The Militant(logo) 
    Vol.63/No.2           January 18, 1999 
 
 
Oppose Clinton Impeachment  
Working people should oppose the attempt by rightist politicians to unseat William Jefferson Clinton with their demagogic cries of moral turpitude and the use of one of the most undemocratic parts of the U.S. constitution.

Before Clinton entered the White House he was groomed by the liberal wing of the ruling class to carry out a bipartisan shift to the right on domestic policy. He became and has remained president as the death-penalty man. The "end-welfare- as-we-know-it" man. The man who signed the Defense of Marriage Act, which bans same-sex marriages, a flagrant intrusion by the state into people's private lives. The man who has turned the hated la migra into an armed fortress of the government to push increasing numbers of immigrant workers into pariah status. Clinton is now leading, in the faithful traditions of modern liberalism, U.S. imperialism's march toward war.

But Clinton is not being attacked from the right for being a warmaker or for trampling on the rights working people have won in struggle. The impeachment offensive has the same aims as the "cultural war" that's the stock-in-trade of incipient fascist politicians like Patrick Buchanan: to drag the working class into the pit of the politics of resentment and economic nationalism along with the declining capitalist class. That's exactly what the Nazis pushed in the 1920s and early 1930s, as they decried the "filth" of the Weimar Republic.

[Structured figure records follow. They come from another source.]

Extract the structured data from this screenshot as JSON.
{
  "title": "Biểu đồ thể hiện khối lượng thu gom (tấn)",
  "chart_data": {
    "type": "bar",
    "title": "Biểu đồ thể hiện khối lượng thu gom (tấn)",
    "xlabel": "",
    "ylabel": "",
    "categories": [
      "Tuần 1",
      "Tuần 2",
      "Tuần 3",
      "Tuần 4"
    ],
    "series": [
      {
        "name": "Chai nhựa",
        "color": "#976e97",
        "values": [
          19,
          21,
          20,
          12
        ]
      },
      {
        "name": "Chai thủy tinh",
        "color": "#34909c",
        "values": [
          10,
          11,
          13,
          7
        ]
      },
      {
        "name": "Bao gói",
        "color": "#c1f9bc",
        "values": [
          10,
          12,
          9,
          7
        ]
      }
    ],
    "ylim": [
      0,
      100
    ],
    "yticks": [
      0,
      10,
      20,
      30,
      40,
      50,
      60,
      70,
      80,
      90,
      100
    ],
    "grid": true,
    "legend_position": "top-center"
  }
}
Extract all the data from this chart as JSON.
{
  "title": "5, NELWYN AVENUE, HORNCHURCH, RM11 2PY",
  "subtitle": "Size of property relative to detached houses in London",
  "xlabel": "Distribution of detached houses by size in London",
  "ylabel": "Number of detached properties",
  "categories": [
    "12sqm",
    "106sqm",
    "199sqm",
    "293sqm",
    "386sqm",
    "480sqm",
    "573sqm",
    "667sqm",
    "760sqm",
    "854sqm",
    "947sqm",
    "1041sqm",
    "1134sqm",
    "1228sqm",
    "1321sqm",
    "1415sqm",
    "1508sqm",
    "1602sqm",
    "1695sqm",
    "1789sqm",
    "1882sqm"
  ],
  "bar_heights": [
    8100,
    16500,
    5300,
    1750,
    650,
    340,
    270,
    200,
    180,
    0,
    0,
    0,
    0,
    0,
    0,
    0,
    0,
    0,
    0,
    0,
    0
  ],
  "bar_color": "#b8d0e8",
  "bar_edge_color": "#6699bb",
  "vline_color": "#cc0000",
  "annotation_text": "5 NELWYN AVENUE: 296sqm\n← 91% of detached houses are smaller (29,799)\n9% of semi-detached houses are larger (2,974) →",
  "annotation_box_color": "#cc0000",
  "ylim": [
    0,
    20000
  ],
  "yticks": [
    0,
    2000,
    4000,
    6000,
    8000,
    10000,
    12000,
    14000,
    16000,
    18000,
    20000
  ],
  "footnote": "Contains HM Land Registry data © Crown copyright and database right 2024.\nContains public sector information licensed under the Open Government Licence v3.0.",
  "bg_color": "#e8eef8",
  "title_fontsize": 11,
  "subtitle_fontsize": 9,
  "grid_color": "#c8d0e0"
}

As this salacious saga unfolds, bourgeois politicians of all stripes attempt to sow confusion among working people about the alleged virtues of "representative democracy," that is, imperialist democracy. Buchanan's January 5 column, for example, arguing for a trial and ousting of Clinton was titled "The Constitution cannot be circumvented."

The complicated system of "checks and balances," of which impeachment is one device, was crafted into the U.S. Constitution not to guarantee majority rule, but precisely to prevent it. The entire constitution was based on the twin principles of protection of private property and rule by the wealthy minority. The impeachment provision was included for mediating and resolving competing interests among the rulers. The "Founding Fathers" gave the population no vote on whether to remove a president from office before the end of four years, jealously reserving such a powerful weapon for themselves.

When the AFL-CIO tops, liberal civil rights groups, or organizations such as the Communist Party USA support Clinton politically, or at least as a "lesser evil," while opposing impeachment, they not only support the system that is the source of the long-term rightward movement in bourgeois politics in the U.S., they are helping the right wing win influence. Giving any political credence to the liberal warmakers allows the right wing to be the predominant pressure on the Democratic administration and gives unnecessary victories to the rightists.

The only way to fight Buchananism or Trent Lottism effectively is by opposing Clinton and liberalism uncompromisingly and building a working-class movement that can take the moral high ground and forge a proletarian party that can lead the toilers to take power out of the hands of the warmakers. The struggles by Black farmers against discrimination and for land and the numerous battles by trade unionists, such as the 98-day strike by coal miners who came out stronger through the fight against Freeman in Illinois, are producing a new working-class vanguard with the capacity to achieve this goal.